If an agent reads malicious text and writes a bad summary, that is annoying. If the same agent reads malicious text and then emails confidential data, deletes a record, approves an action, or changes a workflow, that is not just a model failure. It is a governance failure.

The problem is not only that the model was tricked. The problem is that being tricked was enough to make something happen.

No serious system should depend on the inner discipline of a language model as its final line of defense. Models can misunderstand context. Models can be manipulated. Models can be overconfident. A production system has to assume that failure is possible and still prevent unauthorized consequences.

What governance should actually control

AI governance should not be reduced to a PDF policy document that nobody reads. It should control real operating questions. Who is allowed to create an agent? What data can it access? What tools can it use? What decisions can it make alone? What decisions require approval? Who approves them? What gets logged? What happens when a rule is violated?

These are not abstract compliance questions. They are practical questions. They decide whether an AI workflow is safe enough to run inside a real company.

The temptation is to avoid this work because it slows down the demo. That is exactly why it matters. Demos reward freedom. Production rewards control. A demo looks better when the agent does ten things in a row without asking for help. A real company needs to know when the agent must stop, ask, escalate, or refuse.

Control is not the enemy of AI adoption. Control is what makes adoption possible.

Approval is about authority, not stupidity

Many people talk about human approval as if it is a temporary weakness. They imagine a future where models become so intelligent that approval disappears. I do not think that is how serious organizations work.

Approval is not only about intelligence. Approval is about authority. A human does not approve an action because the AI is stupid. A human approves an action because someone must own the consequences.

Even in companies full of competent people, not every employee can sign contracts, approve payments, access payroll data, publish official statements, or change production systems. Not because everyone is incompetent. Because authority must be controlled.

The same principle applies to AI. The more capable an agent becomes, the more important its boundaries become. Capability without authority control is not maturity. It is risk with better marketing.

The enterprise does not buy magic

The AI industry likes magic because magic sells demos. A prospect sees an agent plan a task, call a tool, write a message, and complete a workflow. It feels powerful. It feels like the future. And in some ways it is.

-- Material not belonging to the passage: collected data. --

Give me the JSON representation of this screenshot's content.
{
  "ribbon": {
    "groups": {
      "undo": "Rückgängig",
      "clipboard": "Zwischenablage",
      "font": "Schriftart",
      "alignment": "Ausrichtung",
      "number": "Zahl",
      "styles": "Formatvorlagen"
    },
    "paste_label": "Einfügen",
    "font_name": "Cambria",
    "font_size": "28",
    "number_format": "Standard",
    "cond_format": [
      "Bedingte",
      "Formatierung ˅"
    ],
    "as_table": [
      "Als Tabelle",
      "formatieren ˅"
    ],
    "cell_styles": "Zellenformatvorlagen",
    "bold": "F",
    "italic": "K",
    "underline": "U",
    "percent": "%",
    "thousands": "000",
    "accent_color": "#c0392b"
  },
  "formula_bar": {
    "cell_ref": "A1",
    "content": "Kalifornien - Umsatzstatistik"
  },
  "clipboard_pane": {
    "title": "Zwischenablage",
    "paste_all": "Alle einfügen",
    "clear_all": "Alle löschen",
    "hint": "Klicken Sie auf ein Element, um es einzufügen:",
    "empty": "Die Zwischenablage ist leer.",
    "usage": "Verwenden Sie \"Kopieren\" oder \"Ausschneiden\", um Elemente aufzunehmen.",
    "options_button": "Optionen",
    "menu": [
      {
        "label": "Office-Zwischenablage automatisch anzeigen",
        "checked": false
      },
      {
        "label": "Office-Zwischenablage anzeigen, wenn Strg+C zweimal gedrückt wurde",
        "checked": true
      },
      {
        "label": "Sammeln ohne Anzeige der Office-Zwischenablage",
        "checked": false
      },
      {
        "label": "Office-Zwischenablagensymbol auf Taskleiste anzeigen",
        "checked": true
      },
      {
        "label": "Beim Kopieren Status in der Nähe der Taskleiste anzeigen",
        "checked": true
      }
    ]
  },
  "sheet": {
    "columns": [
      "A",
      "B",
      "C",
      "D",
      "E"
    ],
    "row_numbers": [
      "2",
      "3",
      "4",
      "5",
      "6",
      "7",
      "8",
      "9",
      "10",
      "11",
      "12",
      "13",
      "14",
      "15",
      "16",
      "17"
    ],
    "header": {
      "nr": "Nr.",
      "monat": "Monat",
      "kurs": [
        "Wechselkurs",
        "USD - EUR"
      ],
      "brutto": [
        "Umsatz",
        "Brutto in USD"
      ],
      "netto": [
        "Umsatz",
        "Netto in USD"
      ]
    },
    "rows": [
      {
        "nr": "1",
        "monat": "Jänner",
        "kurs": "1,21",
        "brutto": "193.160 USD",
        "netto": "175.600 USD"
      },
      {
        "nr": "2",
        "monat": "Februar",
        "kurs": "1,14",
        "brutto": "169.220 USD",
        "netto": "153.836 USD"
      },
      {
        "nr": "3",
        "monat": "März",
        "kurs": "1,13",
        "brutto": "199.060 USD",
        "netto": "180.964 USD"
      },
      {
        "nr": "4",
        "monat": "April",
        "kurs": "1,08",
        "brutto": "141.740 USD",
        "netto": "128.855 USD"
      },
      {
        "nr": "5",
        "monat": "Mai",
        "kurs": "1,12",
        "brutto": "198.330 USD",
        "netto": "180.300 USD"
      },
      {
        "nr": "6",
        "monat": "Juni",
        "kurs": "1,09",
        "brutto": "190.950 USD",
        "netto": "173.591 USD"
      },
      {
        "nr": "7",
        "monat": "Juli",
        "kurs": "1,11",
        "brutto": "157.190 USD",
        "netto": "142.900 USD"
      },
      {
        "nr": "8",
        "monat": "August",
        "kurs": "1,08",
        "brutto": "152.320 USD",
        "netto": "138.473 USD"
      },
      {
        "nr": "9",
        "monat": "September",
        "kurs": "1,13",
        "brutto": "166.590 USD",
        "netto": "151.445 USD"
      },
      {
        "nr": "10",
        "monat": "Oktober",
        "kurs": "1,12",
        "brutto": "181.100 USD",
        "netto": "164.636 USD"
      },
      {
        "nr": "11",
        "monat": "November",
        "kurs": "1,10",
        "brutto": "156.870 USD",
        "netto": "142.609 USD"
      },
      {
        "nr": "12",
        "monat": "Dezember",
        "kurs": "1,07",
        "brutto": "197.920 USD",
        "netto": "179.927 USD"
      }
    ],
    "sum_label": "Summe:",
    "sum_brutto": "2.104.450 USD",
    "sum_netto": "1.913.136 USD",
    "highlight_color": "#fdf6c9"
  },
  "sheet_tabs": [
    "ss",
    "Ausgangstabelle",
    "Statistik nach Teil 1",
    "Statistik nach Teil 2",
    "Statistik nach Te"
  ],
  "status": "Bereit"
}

But enterprises do not buy magic for long. They buy trust. They ask boring questions because boring questions are what keep companies alive. Who approved this? Can we see the audit trail? Can legal block it? Can security limit access? Can compliance prove that the policy was followed? Can a manager override the decision? Can we stop the agent before it causes damage?

Those questions are not obstacles. They are the market. The companies that answer them will survive the move from AI demos to AI production. The companies that ignore them will keep building impressive toys that nobody serious wants to trust.

The principle

Better prompts are useful. They are not governance. They can shape behavior, but they should not be treated as the final control layer for systems that can act.

AI risk should be treated as a decision problem. What is the AI allowed to do? Under what conditions? With what approval? With what audit trail? With whose ownership?

The question is not only what the model says. The question is what the system allows the model to do.

Autonomy requires accountability. Every decision needs an owner.